In a medium saucepan, combine sugar and corn syrup with 1/4 cup water. Bring to a boil and cook over high heat, stirring gently, until an instant-read thermometer reads 350 degrees or until the mixture is dark amber in colour (6 to 8 minutes). Remove from heat, slowly pour in heavy cream and salt (it will foam up) and whisk. Whisk in sour cream (it may look lumpy at first) and set aside to cool. Taste and add salt if needed to give the caramel a good balance of salty and sweet.

Making the brownies:

Heat oven to 350 degrees. Use butter to lightly grease
a 9-by-13-inch baking pan. Line the bottom with a sheet of parchment paper and butter the parchment.

In a large bowl, whisk together flour, salt and cocoa powder.
Melt chocolate and butter together, either in the top of a double boiler set over
simmering water, or in a microwave at low heat, working in 30-second bursts. Stir until chocolate and butter are melted and combined. Whisk in sugars. Set aside to cool to room temperature.

Using a sturdy whisk, add eggs one by one, whisking just until combined. Stir in vanilla.
Gently pour chocolate mixture over flour mixture. Using a spatula, fold together just until few streaks of flour are visible; do not over mix.

Pour batter into the pan and let settle. Drizzle caramel sauce over batter until batter is almost covered. (You may not use all the caramel.) On the surface, use the tip of a butter knife or icing spatula to swirl the batter and caramel together.
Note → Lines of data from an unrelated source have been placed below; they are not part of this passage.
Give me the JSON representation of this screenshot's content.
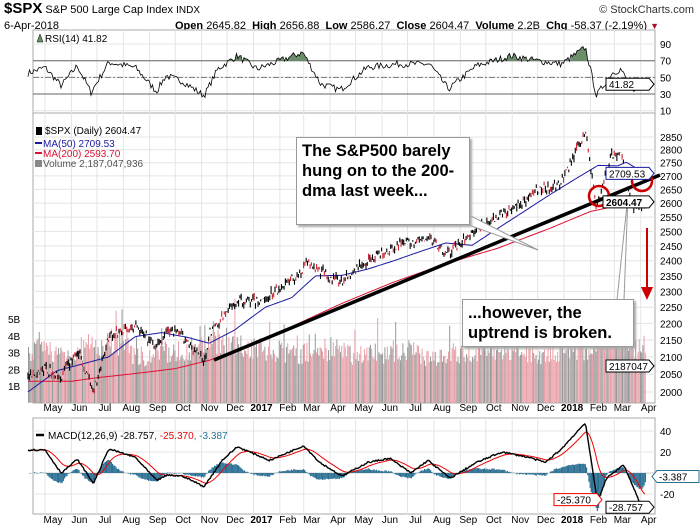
{
  "header": {
    "symbol": "$SPX",
    "name": "S&P 500 Large Cap Index",
    "exchange": "INDX",
    "brand": "© StockCharts.com",
    "date": "6-Apr-2018",
    "open_label": "Open",
    "open": "2645.82",
    "high_label": "High",
    "high": "2656.88",
    "low_label": "Low",
    "low": "2586.27",
    "close_label": "Close",
    "close": "2604.47",
    "volume_label": "Volume",
    "volume": "2.2B",
    "chg_label": "Chg",
    "chg": "-58.37 (-2.19%)"
  },
  "colors": {
    "price": "#000000",
    "ma50": "#1a1aa0",
    "ma200": "#dd1133",
    "volume_up": "#999999",
    "volume_down": "#e8a0a8",
    "rsi_fill": "#6b8f6b",
    "macd": "#000000",
    "signal": "#ee0000",
    "histogram": "#2b7094",
    "annotation": "#cc0000"
  },
  "legends": {
    "rsi": "RSI(14) 41.82",
    "price": "$SPX (Daily) 2604.47",
    "ma50": "MA(50) 2709.53",
    "ma200": "MA(200) 2593.70",
    "volume": "Volume 2,187,047,936",
    "macd": "MACD(12,26,9) -28.757",
    "macd_signal": ", -25.370",
    "macd_hist": ", -3.387"
  },
  "annotations": {
    "callout1": "The S&P500 barely hung on to the 200-dma last week...",
    "callout2": "...however, the uptrend is broken."
  },
  "chart_data": {
    "type": "line",
    "x_axis_labels": [
      "May",
      "Jun",
      "Jul",
      "Aug",
      "Sep",
      "Oct",
      "Nov",
      "Dec",
      "2017",
      "Feb",
      "Mar",
      "Apr",
      "May",
      "Jun",
      "Jul",
      "Aug",
      "Sep",
      "Oct",
      "Nov",
      "Dec",
      "2018",
      "Feb",
      "Mar",
      "Apr"
    ],
    "price_panel": {
      "scale": "log",
      "ylim": [
        2000,
        2850
      ],
      "y_ticks": [
        "2850",
        "2800",
        "2750",
        "2700",
        "2650",
        "2600",
        "2550",
        "2500",
        "2450",
        "2400",
        "2350",
        "2300",
        "2250",
        "2200",
        "2150",
        "2100",
        "2050",
        "2000"
      ],
      "volume_ticks": [
        "5B",
        "4B",
        "3B",
        "2B",
        "1B"
      ],
      "last_tags": {
        "ma50": "2709.53",
        "close": "2604.47",
        "volume": "2187047"
      },
      "close": [
        [
          "2016-04-11",
          2050
        ],
        [
          "2016-05-01",
          2065
        ],
        [
          "2016-05-19",
          2040
        ],
        [
          "2016-06-08",
          2119
        ],
        [
          "2016-06-27",
          2000
        ],
        [
          "2016-07-15",
          2162
        ],
        [
          "2016-08-15",
          2190
        ],
        [
          "2016-09-09",
          2128
        ],
        [
          "2016-09-22",
          2177
        ],
        [
          "2016-10-10",
          2163
        ],
        [
          "2016-11-04",
          2085
        ],
        [
          "2016-11-10",
          2167
        ],
        [
          "2016-12-13",
          2271
        ],
        [
          "2017-01-10",
          2268
        ],
        [
          "2017-02-28",
          2364
        ],
        [
          "2017-03-01",
          2396
        ],
        [
          "2017-04-13",
          2329
        ],
        [
          "2017-05-15",
          2402
        ],
        [
          "2017-06-19",
          2453
        ],
        [
          "2017-07-27",
          2475
        ],
        [
          "2017-08-18",
          2425
        ],
        [
          "2017-09-20",
          2508
        ],
        [
          "2017-10-31",
          2575
        ],
        [
          "2017-11-30",
          2647
        ],
        [
          "2017-12-29",
          2673
        ],
        [
          "2018-01-26",
          2872
        ],
        [
          "2018-02-08",
          2581
        ],
        [
          "2018-02-26",
          2779
        ],
        [
          "2018-03-09",
          2786
        ],
        [
          "2018-03-23",
          2588
        ],
        [
          "2018-04-02",
          2581
        ],
        [
          "2018-04-06",
          2604.47
        ]
      ],
      "ma50": [
        [
          "2016-04-11",
          2000
        ],
        [
          "2016-05-15",
          2060
        ],
        [
          "2016-06-15",
          2080
        ],
        [
          "2016-07-15",
          2100
        ],
        [
          "2016-08-15",
          2160
        ],
        [
          "2016-09-15",
          2172
        ],
        [
          "2016-10-15",
          2158
        ],
        [
          "2016-11-10",
          2140
        ],
        [
          "2016-12-10",
          2180
        ],
        [
          "2017-01-15",
          2250
        ],
        [
          "2017-02-15",
          2280
        ],
        [
          "2017-03-15",
          2350
        ],
        [
          "2017-04-15",
          2352
        ],
        [
          "2017-05-15",
          2372
        ],
        [
          "2017-06-15",
          2400
        ],
        [
          "2017-07-15",
          2430
        ],
        [
          "2017-08-15",
          2460
        ],
        [
          "2017-09-15",
          2452
        ],
        [
          "2017-10-15",
          2510
        ],
        [
          "2017-11-15",
          2570
        ],
        [
          "2017-12-15",
          2630
        ],
        [
          "2018-01-15",
          2690
        ],
        [
          "2018-02-10",
          2740
        ],
        [
          "2018-03-05",
          2738
        ],
        [
          "2018-03-15",
          2752
        ],
        [
          "2018-04-06",
          2709.53
        ]
      ],
      "ma200": [
        [
          "2016-04-11",
          2030
        ],
        [
          "2016-06-01",
          2030
        ],
        [
          "2016-07-01",
          2040
        ],
        [
          "2016-08-15",
          2052
        ],
        [
          "2016-10-01",
          2066
        ],
        [
          "2016-11-10",
          2090
        ],
        [
          "2016-12-15",
          2120
        ],
        [
          "2017-02-15",
          2190
        ],
        [
          "2017-04-15",
          2262
        ],
        [
          "2017-06-15",
          2330
        ],
        [
          "2017-08-15",
          2390
        ],
        [
          "2017-10-15",
          2442
        ],
        [
          "2017-12-15",
          2510
        ],
        [
          "2018-02-01",
          2570
        ],
        [
          "2018-03-01",
          2588
        ],
        [
          "2018-04-06",
          2593.7
        ]
      ],
      "volume_billions_monthly": [
        3.2,
        3.0,
        3.3,
        3.6,
        2.9,
        3.1,
        3.3,
        3.8,
        3.4,
        3.1,
        3.0,
        3.3,
        3.0,
        3.1,
        3.2,
        2.9,
        3.0,
        3.2,
        3.1,
        3.0,
        3.2,
        3.3,
        4.0,
        3.4,
        3.3
      ]
    },
    "rsi_panel": {
      "ylim": [
        10,
        95
      ],
      "y_ticks": [
        "90",
        "70",
        "50",
        "30",
        "10"
      ],
      "overbought": 70,
      "oversold": 30,
      "midline": 50,
      "last_tag": "41.82",
      "values": [
        [
          "2016-04-11",
          55
        ],
        [
          "2016-05-01",
          62
        ],
        [
          "2016-05-20",
          40
        ],
        [
          "2016-06-08",
          64
        ],
        [
          "2016-06-24",
          32
        ],
        [
          "2016-07-15",
          68
        ],
        [
          "2016-08-15",
          62
        ],
        [
          "2016-09-09",
          33
        ],
        [
          "2016-09-20",
          52
        ],
        [
          "2016-10-10",
          45
        ],
        [
          "2016-11-04",
          28
        ],
        [
          "2016-11-20",
          60
        ],
        [
          "2016-12-13",
          76
        ],
        [
          "2017-01-05",
          60
        ],
        [
          "2017-02-28",
          80
        ],
        [
          "2017-03-21",
          42
        ],
        [
          "2017-04-13",
          35
        ],
        [
          "2017-05-15",
          62
        ],
        [
          "2017-06-19",
          66
        ],
        [
          "2017-07-27",
          66
        ],
        [
          "2017-08-18",
          36
        ],
        [
          "2017-09-20",
          64
        ],
        [
          "2017-10-31",
          76
        ],
        [
          "2017-11-30",
          70
        ],
        [
          "2017-12-29",
          66
        ],
        [
          "2018-01-26",
          86
        ],
        [
          "2018-02-08",
          28
        ],
        [
          "2018-02-26",
          55
        ],
        [
          "2018-03-09",
          60
        ],
        [
          "2018-03-23",
          30
        ],
        [
          "2018-04-06",
          41.82
        ]
      ]
    },
    "macd_panel": {
      "ylim": [
        -35,
        50
      ],
      "y_ticks": [
        "40",
        "20",
        "-20"
      ],
      "last_tags": {
        "macd": "-28.757",
        "signal": "-25.370",
        "histogram": "-3.387"
      },
      "macd": [
        [
          "2016-04-11",
          22
        ],
        [
          "2016-05-01",
          22
        ],
        [
          "2016-05-20",
          0
        ],
        [
          "2016-06-08",
          13
        ],
        [
          "2016-06-27",
          -10
        ],
        [
          "2016-07-15",
          23
        ],
        [
          "2016-08-15",
          15
        ],
        [
          "2016-09-09",
          -7
        ],
        [
          "2016-09-22",
          -2
        ],
        [
          "2016-10-10",
          -3
        ],
        [
          "2016-11-04",
          -13
        ],
        [
          "2016-11-25",
          12
        ],
        [
          "2016-12-13",
          25
        ],
        [
          "2017-01-20",
          12
        ],
        [
          "2017-03-01",
          26
        ],
        [
          "2017-03-20",
          10
        ],
        [
          "2017-04-15",
          -3
        ],
        [
          "2017-05-15",
          10
        ],
        [
          "2017-06-10",
          14
        ],
        [
          "2017-07-05",
          0
        ],
        [
          "2017-07-25",
          12
        ],
        [
          "2017-08-20",
          -5
        ],
        [
          "2017-09-20",
          10
        ],
        [
          "2017-10-20",
          20
        ],
        [
          "2017-11-20",
          15
        ],
        [
          "2017-12-10",
          10
        ],
        [
          "2017-12-29",
          23
        ],
        [
          "2018-01-26",
          48
        ],
        [
          "2018-02-09",
          -27
        ],
        [
          "2018-02-20",
          -5
        ],
        [
          "2018-03-12",
          8
        ],
        [
          "2018-04-02",
          -32
        ],
        [
          "2018-04-06",
          -28.757
        ]
      ]
    }
  }
}
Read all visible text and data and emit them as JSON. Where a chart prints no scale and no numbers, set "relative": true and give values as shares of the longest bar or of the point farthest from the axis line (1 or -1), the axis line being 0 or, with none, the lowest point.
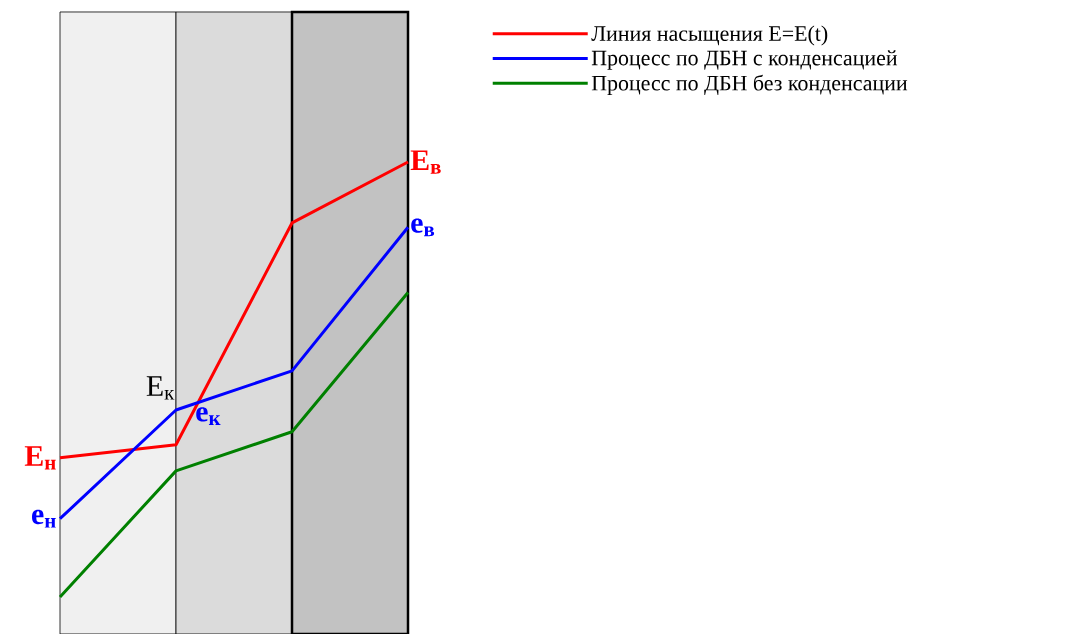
{
  "chart_data": {
    "type": "line",
    "relative": true,
    "categories": [
      null,
      null,
      null,
      null
    ],
    "series": [
      {
        "name": "Линия насыщения E=E(t)",
        "color": "#ff0000",
        "values": [
          0.32,
          0.35,
          0.86,
          1.0
        ]
      },
      {
        "name": "Процесс по ДБН с конденсацией",
        "color": "#0000ff",
        "values": [
          0.18,
          0.43,
          0.52,
          0.85
        ]
      },
      {
        "name": "Процесс по ДБН без конденсации",
        "color": "#008000",
        "values": [
          0.0,
          0.29,
          0.38,
          0.7
        ]
      }
    ],
    "annotations": [
      "E$_{н}$",
      "e$_{н}$",
      "E$_{к}$",
      "e$_{к}$",
      "E$_{в}$",
      "e$_{в}$"
    ],
    "legend": "top right",
    "marker": "none",
    "line_style": "solid"
  }
}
Bake 30 to 40 minutes, rotating the pan halfway through the baking time. At the 30-minute mark, shake the pan gently to test for doneness. When done, the brownies will be barely set in the centre and puffed, but not dry, around the edges. Remove from oven and immediately sprinkle with coarse sugar and salt.

Let cool to room temperature before cutting. After cutting, if desired, drizzle any remaining caramel over the top. Keep refrigerated until ready to serve.